The tall man extended an arm which was the size of my leg, at the end of it was a cell phone. In a demure voice which did not fit the frame he announced, "Katie's on the phone."
Hovde expelled a mostly silent and exasperated 'ugh' and rolled his eyes. The larger man turned and walked off. I could hear him making some excuse to the person on the phone.
"You look ridiculous." Hovde said to me.
I had forgotten I was wearing clothing from the college store.
"You are staying right? Chris, get this guy some clothes and get him a room. (looking at me) We'll talk after you get settled in. (looking at another group in the room, still talking to Chris) Those guys are still here?"
I looked over to see three young people hunched over video and audio equipment.
"They have to finish their documentary. I think. I don't know none of em speak English, and I think they are having problems converting their power to ours. They keep showing me cords and stuff. They have been here three days."
"Just feed 'em. They'll figure it out eventually." Hovde walked off to a back section of the property followed by at least four people all talking simultaneously.

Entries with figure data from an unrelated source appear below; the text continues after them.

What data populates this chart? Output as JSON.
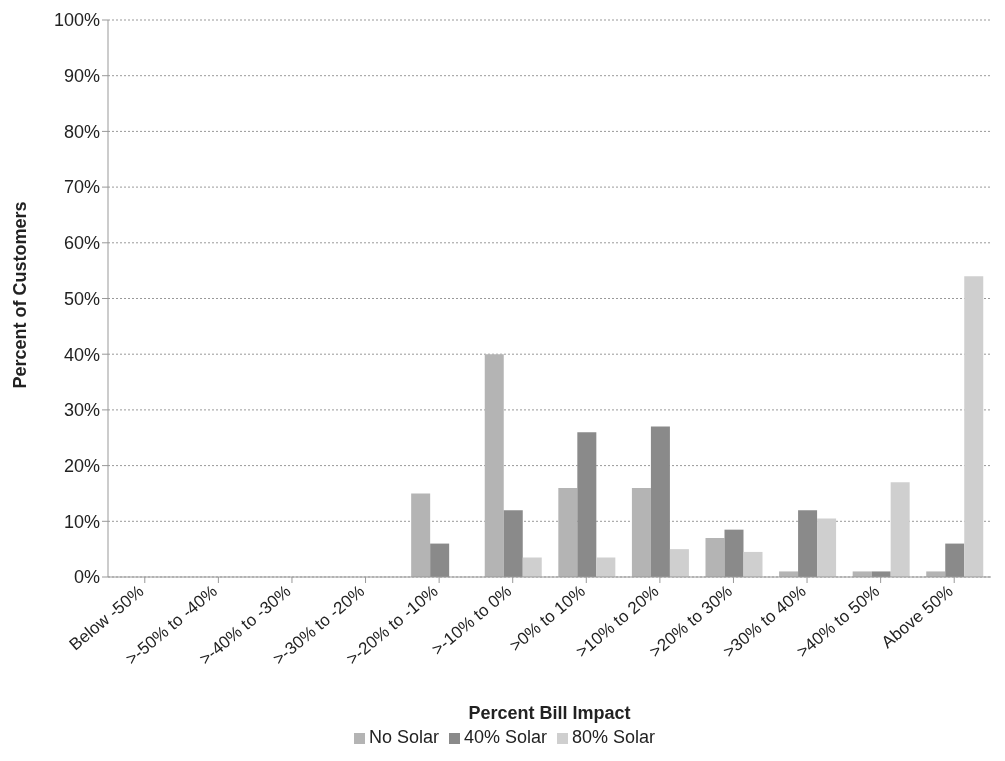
{
  "chart_data": {
    "type": "bar",
    "xlabel": "Percent Bill Impact",
    "ylabel": "Percent of Customers",
    "categories": [
      "Below -50%",
      ">-50% to -40%",
      ">-40% to -30%",
      ">-30% to -20%",
      ">-20% to -10%",
      ">-10% to 0%",
      ">0% to 10%",
      ">10% to 20%",
      ">20% to 30%",
      ">30% to 40%",
      ">40% to 50%",
      "Above 50%"
    ],
    "series": [
      {
        "name": "No Solar",
        "color": "#b4b4b4",
        "values": [
          0,
          0,
          0,
          0,
          15,
          40,
          16,
          16,
          7,
          1,
          1,
          1
        ]
      },
      {
        "name": "40% Solar",
        "color": "#8a8a8a",
        "values": [
          0,
          0,
          0,
          0,
          6,
          12,
          26,
          27,
          8.5,
          12,
          1,
          6
        ]
      },
      {
        "name": "80% Solar",
        "color": "#cfcfcf",
        "values": [
          0,
          0,
          0,
          0,
          null,
          3.5,
          3.5,
          5,
          4.5,
          10.5,
          17,
          54
        ]
      }
    ],
    "ylim": [
      0,
      100
    ],
    "yticks": [
      {
        "value": 0,
        "label": "0%"
      },
      {
        "value": 10,
        "label": "10%"
      },
      {
        "value": 20,
        "label": "20%"
      },
      {
        "value": 30,
        "label": "30%"
      },
      {
        "value": 40,
        "label": "40%"
      },
      {
        "value": 50,
        "label": "50%"
      },
      {
        "value": 60,
        "label": "60%"
      },
      {
        "value": 70,
        "label": "70%"
      },
      {
        "value": 80,
        "label": "80%"
      },
      {
        "value": 90,
        "label": "90%"
      },
      {
        "value": 100,
        "label": "100%"
      }
    ],
    "grid": "y",
    "legend": "bottom"
  }
}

A few minutes later I slipped into the clothes offered to me by another person. It was a shirt with "WWJSD" printed on it and a large picture of Hovde on the front. I thought it was garish but if I hoped to interview Hovde I thought I would at least entertain him. I walked out into the large living space and Hovde was no where to be seen but one of his publicists was, she was just getting ready to leave.
"What does this mean on the shirt?"
"What would Johnny Strongman Do? It's a sensation overseas. It's like the new Confucius. We are writing several books right now to capitalize. He's everywhere. Sorry, I gotta go."
I stood in stunned disbelief. The Johnny Strongman character in the books I reviewed was a nauseating narcissist, friendless, and dead by the fourth chapter of "Avila Addendum". The lists of questions to ask Hovde was growing by the minute.